The message in Manhattan, delivered with bullhorns and drums, was echoed by millions of workers around the world, from Havana to Berlin to Istanbul.

The burning issues were the same: more jobs, better working conditions, higher wages and decent health care.

May 1 is a traditional date for pro-labor demonstrations. Immigration advocates in the United States latched on to the celebrations in 2006.

At dozens of rallies across the country, they vowed to fight on behalf of undocumented immigrants who are being rounded up and deported.

“STOP the deportations!” read a placard in Manhattan’s Union Square, where about 1,000 people gathered at noon before marching down Broadway for a rally near the office of the U.S. Immigration and Customs Enforcement agency.

Across U.S. farmlands, “they toil in the sun, they toil so hard — and yet, others are making the most money,” said Jocelyn Gill-Campbell, an organizer for Domestic Workers United.

Immigrant advocates were joined at the Manhattan rallies by members of U.S. labor unions whose voices were heard loudest in Wisconsin, Ohio and other states where in recent months they protested efforts to curtail the right to collective bargaining.

Underlying the gatherings Sunday was seething anger over the rising cost of living and growing disparities between rich and poor — exacerbated by the global economic squeeze.

In Turkey, about 200,000 protesters flooded a central plaza in Istanbul, making it the largest May Day rally there since 1977, when at least 34 people died and more than 100 were injured after shooting triggered a stampede. Turkish unions weren’t allowed back until last year.

Across Germany, about 423,000 people took to the streets to demand fair wages, better working conditions and sufficient social security, said the country’s unions’ umbrella group, DGB.

In Austria, more than 100,000 people peacefully took to the streets of Vienna, protest organizers said.

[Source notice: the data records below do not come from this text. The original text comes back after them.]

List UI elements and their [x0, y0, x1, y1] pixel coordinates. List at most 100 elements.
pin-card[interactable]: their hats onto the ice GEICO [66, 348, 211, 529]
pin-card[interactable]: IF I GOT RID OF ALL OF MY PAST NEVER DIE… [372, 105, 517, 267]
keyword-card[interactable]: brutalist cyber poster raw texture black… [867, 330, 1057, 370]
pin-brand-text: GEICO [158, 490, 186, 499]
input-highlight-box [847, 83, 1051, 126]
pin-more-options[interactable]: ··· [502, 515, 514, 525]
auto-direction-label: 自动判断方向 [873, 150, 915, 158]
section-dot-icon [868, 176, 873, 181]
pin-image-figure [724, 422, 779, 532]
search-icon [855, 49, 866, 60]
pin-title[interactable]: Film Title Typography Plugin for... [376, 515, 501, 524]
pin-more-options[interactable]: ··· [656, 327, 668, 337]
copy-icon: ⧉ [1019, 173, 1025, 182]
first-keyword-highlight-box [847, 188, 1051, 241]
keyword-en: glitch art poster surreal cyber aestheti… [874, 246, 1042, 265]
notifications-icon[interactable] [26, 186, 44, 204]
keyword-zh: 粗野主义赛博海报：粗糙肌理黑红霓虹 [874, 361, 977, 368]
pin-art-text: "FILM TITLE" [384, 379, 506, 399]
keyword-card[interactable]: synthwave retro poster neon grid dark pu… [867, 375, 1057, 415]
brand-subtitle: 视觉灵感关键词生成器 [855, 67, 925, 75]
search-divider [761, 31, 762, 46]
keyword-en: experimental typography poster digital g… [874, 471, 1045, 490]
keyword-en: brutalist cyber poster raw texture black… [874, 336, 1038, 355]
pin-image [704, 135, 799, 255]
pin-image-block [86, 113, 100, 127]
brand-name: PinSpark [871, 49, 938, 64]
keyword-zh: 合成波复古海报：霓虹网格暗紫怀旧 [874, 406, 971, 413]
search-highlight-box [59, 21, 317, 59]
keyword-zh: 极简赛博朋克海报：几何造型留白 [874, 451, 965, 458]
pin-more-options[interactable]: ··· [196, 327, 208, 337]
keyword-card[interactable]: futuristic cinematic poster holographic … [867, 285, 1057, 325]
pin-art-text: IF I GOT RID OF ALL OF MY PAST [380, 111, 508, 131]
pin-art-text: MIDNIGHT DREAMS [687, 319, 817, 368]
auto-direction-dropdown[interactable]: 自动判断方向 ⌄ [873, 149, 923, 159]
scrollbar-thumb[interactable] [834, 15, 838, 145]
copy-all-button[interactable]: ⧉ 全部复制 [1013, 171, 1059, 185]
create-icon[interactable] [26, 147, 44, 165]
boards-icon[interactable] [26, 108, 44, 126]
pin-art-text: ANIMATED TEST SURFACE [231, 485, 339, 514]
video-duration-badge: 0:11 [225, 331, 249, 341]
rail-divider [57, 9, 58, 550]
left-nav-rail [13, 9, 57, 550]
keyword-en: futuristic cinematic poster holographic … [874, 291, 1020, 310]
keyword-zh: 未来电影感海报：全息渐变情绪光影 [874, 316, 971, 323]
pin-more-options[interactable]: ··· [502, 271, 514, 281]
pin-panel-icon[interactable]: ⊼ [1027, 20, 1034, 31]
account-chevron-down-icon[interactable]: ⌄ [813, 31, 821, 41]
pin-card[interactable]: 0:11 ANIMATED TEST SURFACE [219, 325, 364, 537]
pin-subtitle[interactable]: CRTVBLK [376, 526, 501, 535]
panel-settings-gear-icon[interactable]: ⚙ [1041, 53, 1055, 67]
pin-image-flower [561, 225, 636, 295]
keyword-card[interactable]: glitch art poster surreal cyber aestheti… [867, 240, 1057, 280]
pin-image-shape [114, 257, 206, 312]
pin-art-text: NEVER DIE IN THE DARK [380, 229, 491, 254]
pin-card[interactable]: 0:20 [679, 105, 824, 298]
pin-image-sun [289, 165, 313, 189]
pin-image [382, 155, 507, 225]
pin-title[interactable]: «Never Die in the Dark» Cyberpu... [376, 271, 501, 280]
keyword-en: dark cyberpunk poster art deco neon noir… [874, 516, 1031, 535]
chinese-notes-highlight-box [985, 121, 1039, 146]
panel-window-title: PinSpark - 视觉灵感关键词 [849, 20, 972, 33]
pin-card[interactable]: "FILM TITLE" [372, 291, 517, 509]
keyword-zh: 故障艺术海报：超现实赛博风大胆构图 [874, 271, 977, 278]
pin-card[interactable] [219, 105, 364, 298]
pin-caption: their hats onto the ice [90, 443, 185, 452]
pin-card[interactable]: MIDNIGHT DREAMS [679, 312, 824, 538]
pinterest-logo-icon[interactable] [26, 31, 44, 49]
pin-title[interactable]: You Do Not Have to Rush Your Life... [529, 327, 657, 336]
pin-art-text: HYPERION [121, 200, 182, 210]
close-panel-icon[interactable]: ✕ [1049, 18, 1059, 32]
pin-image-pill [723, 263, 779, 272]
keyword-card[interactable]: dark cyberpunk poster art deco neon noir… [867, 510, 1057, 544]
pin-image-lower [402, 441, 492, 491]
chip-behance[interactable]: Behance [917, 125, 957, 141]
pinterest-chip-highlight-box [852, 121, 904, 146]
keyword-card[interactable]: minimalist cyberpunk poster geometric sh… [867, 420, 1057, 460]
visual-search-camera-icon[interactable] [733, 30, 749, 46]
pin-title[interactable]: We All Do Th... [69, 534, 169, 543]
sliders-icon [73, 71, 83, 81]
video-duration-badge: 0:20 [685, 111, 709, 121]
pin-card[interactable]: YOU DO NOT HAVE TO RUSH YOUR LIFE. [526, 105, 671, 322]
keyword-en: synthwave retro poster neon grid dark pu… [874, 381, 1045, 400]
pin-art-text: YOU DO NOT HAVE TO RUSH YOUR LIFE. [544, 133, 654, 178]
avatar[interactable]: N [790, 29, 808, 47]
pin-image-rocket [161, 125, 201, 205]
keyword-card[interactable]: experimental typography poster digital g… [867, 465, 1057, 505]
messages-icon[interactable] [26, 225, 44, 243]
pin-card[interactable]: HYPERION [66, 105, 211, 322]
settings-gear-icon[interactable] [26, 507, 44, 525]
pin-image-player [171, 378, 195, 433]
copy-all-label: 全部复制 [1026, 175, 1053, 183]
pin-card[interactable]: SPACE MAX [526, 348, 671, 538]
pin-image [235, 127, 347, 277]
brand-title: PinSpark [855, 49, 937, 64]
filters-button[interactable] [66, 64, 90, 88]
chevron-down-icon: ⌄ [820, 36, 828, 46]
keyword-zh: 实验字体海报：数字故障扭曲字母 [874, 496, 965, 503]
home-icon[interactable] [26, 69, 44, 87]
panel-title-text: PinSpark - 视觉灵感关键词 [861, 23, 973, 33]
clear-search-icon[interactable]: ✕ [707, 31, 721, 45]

In Cuba, hundreds of thousands of people marched in Havana and other cities in a demonstration touted as a vast show of support for economic changes recently approved by the Communist Party.

In South Korea, police said 50,000 people rallied in Seoul for better labor protections. The people also urged the government to contain rising inflation, a growing concern across much of Asia.

Thousands of workers also marched in Taiwan, Hong Kong and the Philippines.

In Moscow, up to 5,000 Communists and members of other groups carried a sea of red flags to celebrate their traditional holiday, which in Soviet times was known as the Day of International Solidarity of Workers.